I summarized some answers and share them with you to solve microbiome genomic issues about bioinformatics:
Q1: Why does it happen that the gene concerned cannot be annotated?
If the gene cannot be found in assembled results, it will certainly not be annotated. When the gene exists but is not annotated, it may be the cause that the gene annotation information has not been included in the database.
Q2: Regarding the annotation of ncRNA, why there is less annotation of the 5S/16S/23S sequence?
When using the Denovo method to predict the ncRNA sequence, the complete ncRNA sequence is required to confirm the structure of the ncRNA. However, because ncRNA, especially the 16S and 23S sequences, often have certain repetitive sequence components themselves, it is not easy to assemble it correctly during the assembly process. If the entire rRNA is not spliced into a complete sequence, the corresponding rRNA sequence cannot be predicted. If the assembly is correct, the species corresponding to the sample will be less annotated in the database, or not annotated at all. As for the 18S sequence of certain species, there is no annotation included in the database and the common software.
Q3: In the function annotation results, what is the difference between Identity, Evalue, and Score?
Identity represents similarity, that is, sequence identity. The higher the value, the higher the homology and the higher the sequence similarity. This means the gene is more likely one that performs the same function.
The Score is the comparison score, the value calculated by the scoring matrix, and it is determined by the search algorithm. The larger the value, the greater the degree of matching between your sequence and the target sequence.
The Evalue is the evaluation of the reliability of the Score value. It shows that under random conditions, the similarity between other sequences and the target sequence is greater than the possibility of the Score value. So, the lower the score, the better.
Q4: Why does the Venn diagram in the analysis of shared and unique genes differ from the statistics in the table?
In the Venn diagram, each ellipse represents a sample, and the data on each area represents the number of groups that appear in and only in the samples in this area. As shown in the figure below, a group represents a group with greater than 50% similarity and sequence gene sets whose length difference is less than 0.7.
Q5: How does an SNP mutation find in a comparative genome?
Use MUMmer comparison software is used to compare each sample with the reference sequence globally.
Find different sites between the sample sequence and the reference sequence, and perform preliminary filtering to detect potential SNP sites.
Extract 100 bp of reference sequence SNP sites on each side, and then use BLAST software to compare the extracted sequence and assembly result to verify the SNP site. *If the length of the alignment is less than 101bp, it is considered to be an unreliable SNP and will be removed. But if the alignment is repeated multiple times, the SNP that is considered to be a repeated region will also be removed.
Use BLAST, TRF, and Repeatmask software to predict the reference sequence repeat region, and then filter the SNP located in the repeat region.

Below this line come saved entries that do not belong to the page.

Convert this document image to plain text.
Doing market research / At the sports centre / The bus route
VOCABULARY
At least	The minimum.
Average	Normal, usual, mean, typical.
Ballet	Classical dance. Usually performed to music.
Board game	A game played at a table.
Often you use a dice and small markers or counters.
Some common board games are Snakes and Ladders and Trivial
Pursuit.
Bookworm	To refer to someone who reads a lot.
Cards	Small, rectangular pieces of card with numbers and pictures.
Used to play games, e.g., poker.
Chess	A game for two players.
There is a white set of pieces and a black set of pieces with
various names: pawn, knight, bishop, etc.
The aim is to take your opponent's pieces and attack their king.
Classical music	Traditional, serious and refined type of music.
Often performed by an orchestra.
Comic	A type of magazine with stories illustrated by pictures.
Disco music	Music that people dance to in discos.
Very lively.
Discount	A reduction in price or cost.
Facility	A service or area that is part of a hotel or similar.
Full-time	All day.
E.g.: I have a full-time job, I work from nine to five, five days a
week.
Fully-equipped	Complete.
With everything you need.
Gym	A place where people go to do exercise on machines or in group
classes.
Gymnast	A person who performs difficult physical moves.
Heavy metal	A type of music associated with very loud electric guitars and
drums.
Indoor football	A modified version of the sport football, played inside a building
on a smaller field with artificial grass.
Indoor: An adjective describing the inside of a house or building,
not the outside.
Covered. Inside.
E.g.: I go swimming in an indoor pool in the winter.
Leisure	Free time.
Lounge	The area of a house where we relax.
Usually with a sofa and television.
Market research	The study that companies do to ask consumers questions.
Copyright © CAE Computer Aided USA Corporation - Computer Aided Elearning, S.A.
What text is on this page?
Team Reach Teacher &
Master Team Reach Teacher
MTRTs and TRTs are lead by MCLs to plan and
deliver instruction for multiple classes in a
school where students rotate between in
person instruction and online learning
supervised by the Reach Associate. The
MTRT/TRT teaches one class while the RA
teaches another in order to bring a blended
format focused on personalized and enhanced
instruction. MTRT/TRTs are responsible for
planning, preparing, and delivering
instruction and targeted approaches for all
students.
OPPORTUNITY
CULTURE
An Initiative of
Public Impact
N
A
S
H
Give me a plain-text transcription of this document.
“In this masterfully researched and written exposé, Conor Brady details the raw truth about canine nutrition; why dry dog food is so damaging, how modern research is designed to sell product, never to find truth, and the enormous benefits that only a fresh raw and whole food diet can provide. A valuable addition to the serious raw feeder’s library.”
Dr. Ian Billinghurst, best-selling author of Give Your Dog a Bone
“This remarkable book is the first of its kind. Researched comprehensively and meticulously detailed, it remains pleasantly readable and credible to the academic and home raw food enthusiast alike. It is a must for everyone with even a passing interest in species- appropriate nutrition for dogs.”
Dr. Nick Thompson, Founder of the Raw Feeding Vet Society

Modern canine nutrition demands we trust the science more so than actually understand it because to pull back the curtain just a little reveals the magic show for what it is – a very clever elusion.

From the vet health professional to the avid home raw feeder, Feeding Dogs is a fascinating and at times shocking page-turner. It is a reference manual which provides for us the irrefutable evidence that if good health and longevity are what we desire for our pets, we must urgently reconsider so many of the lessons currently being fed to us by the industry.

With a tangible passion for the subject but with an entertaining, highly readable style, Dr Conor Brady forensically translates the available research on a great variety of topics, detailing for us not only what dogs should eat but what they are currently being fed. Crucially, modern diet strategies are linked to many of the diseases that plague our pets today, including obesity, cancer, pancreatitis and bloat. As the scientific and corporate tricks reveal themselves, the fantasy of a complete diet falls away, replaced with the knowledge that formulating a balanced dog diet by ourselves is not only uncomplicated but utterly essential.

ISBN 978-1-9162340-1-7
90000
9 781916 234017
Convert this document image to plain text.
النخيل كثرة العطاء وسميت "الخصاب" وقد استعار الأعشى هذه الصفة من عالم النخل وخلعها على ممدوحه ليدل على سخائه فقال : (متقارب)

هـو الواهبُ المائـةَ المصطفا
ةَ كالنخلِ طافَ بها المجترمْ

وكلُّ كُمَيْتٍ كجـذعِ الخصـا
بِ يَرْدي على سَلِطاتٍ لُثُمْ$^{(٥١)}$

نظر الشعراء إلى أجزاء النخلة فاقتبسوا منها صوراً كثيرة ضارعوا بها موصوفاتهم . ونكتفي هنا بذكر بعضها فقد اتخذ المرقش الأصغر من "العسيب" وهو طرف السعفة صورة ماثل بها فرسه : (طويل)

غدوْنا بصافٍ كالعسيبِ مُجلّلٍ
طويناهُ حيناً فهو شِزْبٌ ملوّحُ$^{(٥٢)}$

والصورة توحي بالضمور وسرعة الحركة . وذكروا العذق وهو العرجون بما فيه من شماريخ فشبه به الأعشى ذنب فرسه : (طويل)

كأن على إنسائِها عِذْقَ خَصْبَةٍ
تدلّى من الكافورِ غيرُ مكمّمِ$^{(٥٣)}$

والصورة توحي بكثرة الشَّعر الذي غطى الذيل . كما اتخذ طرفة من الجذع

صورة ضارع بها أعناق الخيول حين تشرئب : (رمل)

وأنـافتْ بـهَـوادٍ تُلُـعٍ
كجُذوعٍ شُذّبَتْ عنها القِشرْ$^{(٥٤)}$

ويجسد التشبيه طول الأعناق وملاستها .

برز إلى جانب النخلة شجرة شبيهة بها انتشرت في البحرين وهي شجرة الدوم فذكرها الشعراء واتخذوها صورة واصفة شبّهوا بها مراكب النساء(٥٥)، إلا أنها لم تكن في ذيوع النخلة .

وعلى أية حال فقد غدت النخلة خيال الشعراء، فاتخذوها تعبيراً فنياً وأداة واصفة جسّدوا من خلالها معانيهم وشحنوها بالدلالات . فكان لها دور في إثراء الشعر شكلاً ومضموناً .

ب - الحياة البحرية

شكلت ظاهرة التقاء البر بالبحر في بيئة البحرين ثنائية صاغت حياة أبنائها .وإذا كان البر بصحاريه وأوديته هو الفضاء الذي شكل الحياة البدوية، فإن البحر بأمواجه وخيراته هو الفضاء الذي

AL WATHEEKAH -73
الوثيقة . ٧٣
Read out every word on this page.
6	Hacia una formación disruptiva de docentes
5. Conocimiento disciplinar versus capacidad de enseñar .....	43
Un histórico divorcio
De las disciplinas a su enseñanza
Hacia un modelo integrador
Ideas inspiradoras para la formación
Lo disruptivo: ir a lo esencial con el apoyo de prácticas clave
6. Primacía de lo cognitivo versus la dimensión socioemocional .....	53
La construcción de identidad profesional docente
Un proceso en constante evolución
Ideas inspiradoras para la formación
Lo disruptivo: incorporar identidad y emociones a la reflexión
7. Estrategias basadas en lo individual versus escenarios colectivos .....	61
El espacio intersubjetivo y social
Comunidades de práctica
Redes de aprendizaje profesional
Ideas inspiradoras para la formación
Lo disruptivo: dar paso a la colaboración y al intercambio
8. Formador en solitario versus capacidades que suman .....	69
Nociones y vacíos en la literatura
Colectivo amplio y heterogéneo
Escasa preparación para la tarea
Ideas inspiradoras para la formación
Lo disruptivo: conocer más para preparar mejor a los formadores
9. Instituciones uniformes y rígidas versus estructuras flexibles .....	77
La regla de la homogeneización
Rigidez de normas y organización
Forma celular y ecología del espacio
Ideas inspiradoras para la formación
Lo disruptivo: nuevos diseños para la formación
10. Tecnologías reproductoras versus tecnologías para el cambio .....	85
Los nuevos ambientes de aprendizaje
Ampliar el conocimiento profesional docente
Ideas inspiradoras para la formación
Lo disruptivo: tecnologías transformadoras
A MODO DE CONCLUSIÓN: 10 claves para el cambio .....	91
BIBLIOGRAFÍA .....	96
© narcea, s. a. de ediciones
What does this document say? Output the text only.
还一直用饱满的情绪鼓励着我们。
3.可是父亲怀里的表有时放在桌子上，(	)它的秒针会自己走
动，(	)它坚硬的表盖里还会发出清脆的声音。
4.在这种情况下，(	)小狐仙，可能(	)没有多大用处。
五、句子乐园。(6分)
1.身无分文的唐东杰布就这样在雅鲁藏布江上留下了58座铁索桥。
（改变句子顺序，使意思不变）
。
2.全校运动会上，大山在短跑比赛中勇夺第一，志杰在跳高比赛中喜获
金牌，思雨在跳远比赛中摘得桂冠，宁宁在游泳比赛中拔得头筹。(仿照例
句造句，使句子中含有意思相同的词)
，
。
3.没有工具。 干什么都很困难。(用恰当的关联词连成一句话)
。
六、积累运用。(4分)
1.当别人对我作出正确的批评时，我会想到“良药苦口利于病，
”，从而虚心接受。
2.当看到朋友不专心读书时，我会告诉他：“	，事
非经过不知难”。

Q6: What are the methods for phylogenetic tree construction?
There are three ways to construct a phylogenetic tree:
Build a tree based on SNP: i. Use the SNP matrix of the sample and reference strain population to build a phylogenetic tree. ii. Connect all SNPs in the same order to obtain sequences of the same length and use PhyML software to construct a phylogenetic tree.
Build tree based on core-pan analysis: i. Use core-pan analysis to identify the single-copy core gene of the sample. ii. Use MUSCLE software for protein multiple sequence comparison, and then use TreeBeST software to build a phylogenetic tree.
Building trees based on gene families: i. Use the results of single-copy orthologous genes identified by gene family clustering. ii. Use MUSCLE software for protein multiple sequence alignment, and then use TreeBeST software to build a phylogenetic tree.
If I encounter more problems, I will summarize and share with you in the future.